Saturday, May 23, 2015

UK government borrowing falls to £6.8bn in April

UK government borrowing fell to £6.8bn in April, down from £9.3bn a year earlier, official figures show. It is the lowest April government borrowing figure since April 2008, when public borrowing stood at £2.5bn.

The Office for National Statistics (ONS) also revised its previous estimate of borrowing for the full financial year up slightly to £87.7bn, from £87.3bn. But that was still comfortably below the government's target of £90.3bn.

As it is the start of the financial year, little can be gleaned from the public borrowing figures as yet.
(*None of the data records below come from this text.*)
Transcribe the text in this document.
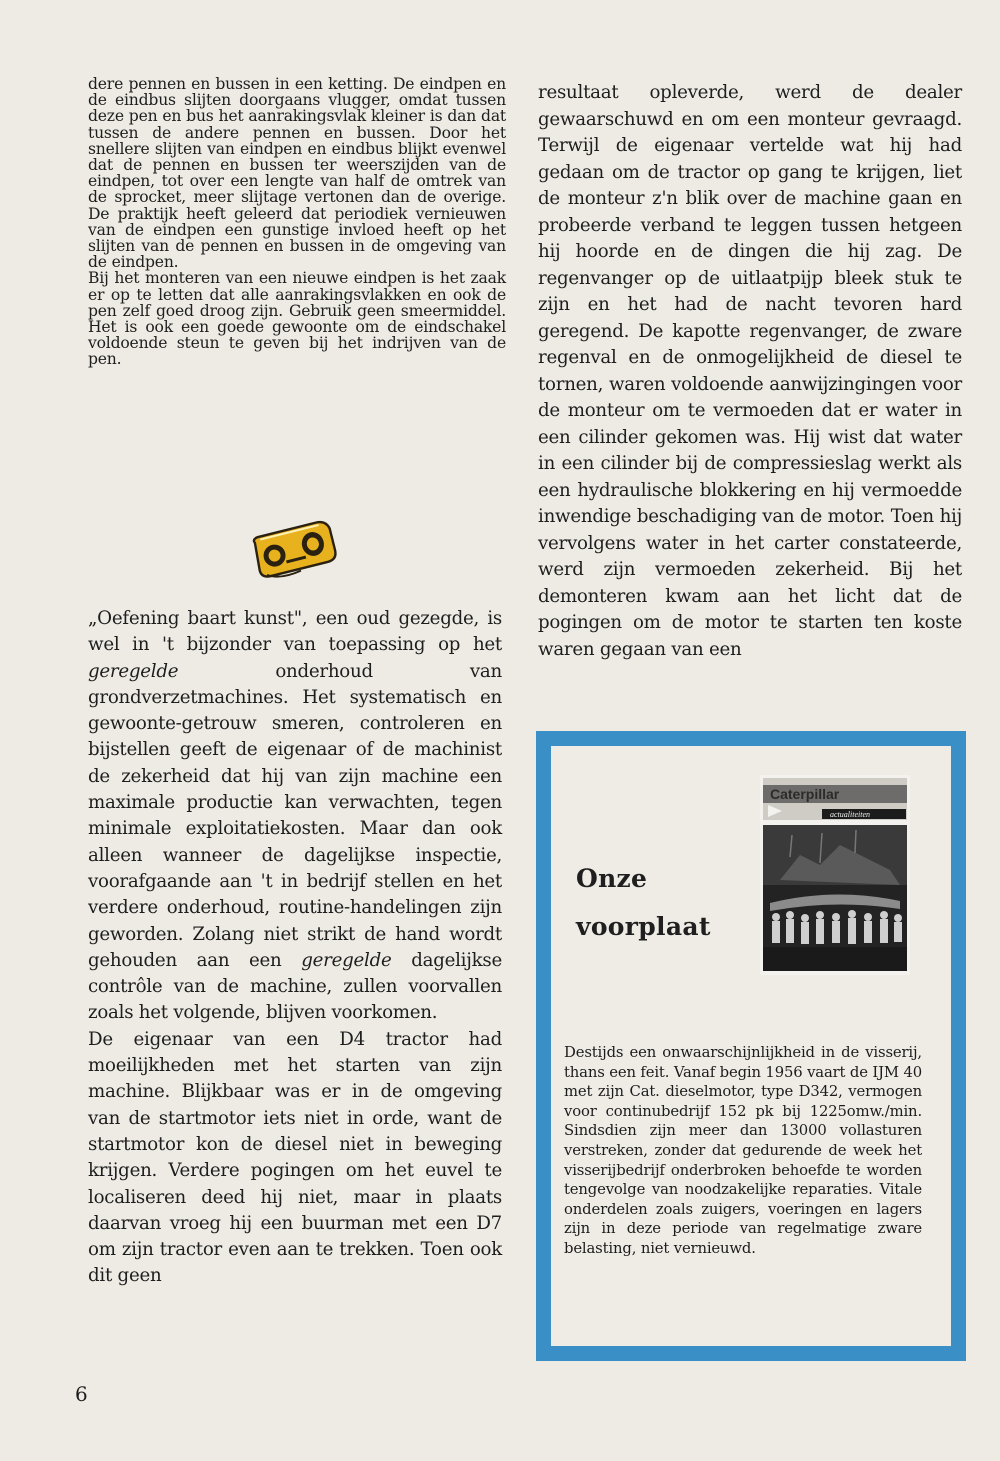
dere pennen en bussen in een ketting. De eindpen en de eindbus slijten doorgaans vlugger, omdat tussen deze pen en bus het aanrakingsvlak kleiner is dan dat tussen de andere pennen en bussen. Door het snellere slijten van eindpen en eindbus blijkt evenwel dat de pennen en bussen ter weerszijden van de eindpen, tot over een lengte van half de omtrek van de sprocket, meer slijtage vertonen dan de overige. De praktijk heeft geleerd dat periodiek vernieuwen van de eindpen een gunstige invloed heeft op het slijten van de pennen en bussen in de omgeving van de eindpen.

Bij het monteren van een nieuwe eindpen is het zaak er op te letten dat alle aanrakingsvlakken en ook de pen zelf goed droog zijn. Gebruik geen smeermiddel. Het is ook een goede gewoonte om de eindschakel voldoende steun te geven bij het indrijven van de pen.

„Oefening baart kunst", een oud gezegde, is wel in 't bijzonder van toepassing op het geregelde onderhoud van grondverzetmachines. Het systematisch en gewoonte-getrouw smeren, controleren en bijstellen geeft de eigenaar of de machinist de zekerheid dat hij van zijn machine een maximale productie kan verwachten, tegen minimale exploitatiekosten. Maar dan ook alleen wanneer de dagelijkse inspectie, voorafgaande aan 't in bedrijf stellen en het verdere onderhoud, routine-handelingen zijn geworden. Zolang niet strikt de hand wordt gehouden aan een geregelde dagelijkse contrôle van de machine, zullen voorvallen zoals het volgende, blijven voorkomen.

De eigenaar van een D4 tractor had moeilijkheden met het starten van zijn machine. Blijkbaar was er in de omgeving van de startmotor iets niet in orde, want de startmotor kon de diesel niet in beweging krijgen. Verdere pogingen om het euvel te localiseren deed hij niet, maar in plaats daarvan vroeg hij een buurman met een D7 om zijn tractor even aan te trekken. Toen ook dit geen

resultaat opleverde, werd de dealer gewaarschuwd en om een monteur gevraagd. Terwijl de eigenaar vertelde wat hij had gedaan om de tractor op gang te krijgen, liet de monteur z'n blik over de machine gaan en probeerde verband te leggen tussen hetgeen hij hoorde en de dingen die hij zag. De regenvanger op de uitlaatpijp bleek stuk te zijn en het had de nacht tevoren hard geregend. De kapotte regenvanger, de zware regenval en de onmogelijkheid de diesel te tornen, waren voldoende aanwijzingingen voor de monteur om te vermoeden dat er water in een cilinder gekomen was. Hij wist dat water in een cilinder bij de compressieslag werkt als een hydraulische blokkering en hij vermoedde inwendige beschadiging van de motor. Toen hij vervolgens water in het carter constateerde, werd zijn vermoeden zekerheid. Bij het demonteren kwam aan het licht dat de pogingen om de motor te starten ten koste waren gegaan van een

Onze
voorplaat
Caterpillar
actualiteiten

Destijds een onwaarschijnlijkheid in de visserij, thans een feit. Vanaf begin 1956 vaart de IJM 40 met zijn Cat. dieselmotor, type D342, vermogen voor continubedrijf 152 pk bij 1225omw./min. Sindsdien zijn meer dan 13000 vollasturen verstreken, zonder dat gedurende de week het visserijbedrijf onderbroken behoefde te worden tengevolge van noodzakelijke reparaties. Vitale onderdelen zoals zuigers, voeringen en lagers zijn in deze periode van regelmatige zware belasting, niet vernieuwd.

6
And as the ONS itself warned on Friday, borrowing figures in the first few months of the financial year are often subject to revisions.

In his March Budget, Chancellor George Osborne forecast public sector net borrowing would amount to £75.3bn this financial year.

Deficit reduction

Last month, official figures showed the economy grew by 0.3% in the three months to the end of March, compared with 0.6% in the last three months of the year.

Mr Osborne plans to hold a new Budget on 8 July, when he is expected to outline his strategy to eliminate the deficit by the end of 2017 and achieve a Budget surplus in 2018-19.

It is expected he will outline £30bn of spending cuts to government departments, including £12bn of cuts to welfare spending. It is also possible the chancellor may revise the government's borrowing targets.

 A Treasury spokesman said the borrowing figures showed the government's deficit reduction plan was working, with borrowing in April £2.5bn lower than the same month a year ago.

"We have more than halved the deficit, but at just under 5%, it is still one of the highest in the developed world," the Treasury official said.

"There is no shortcut to fixing the public finances, so we have to continue with the hard work of identifying savings and making reforms necessary to finish the job and build a resilient economy."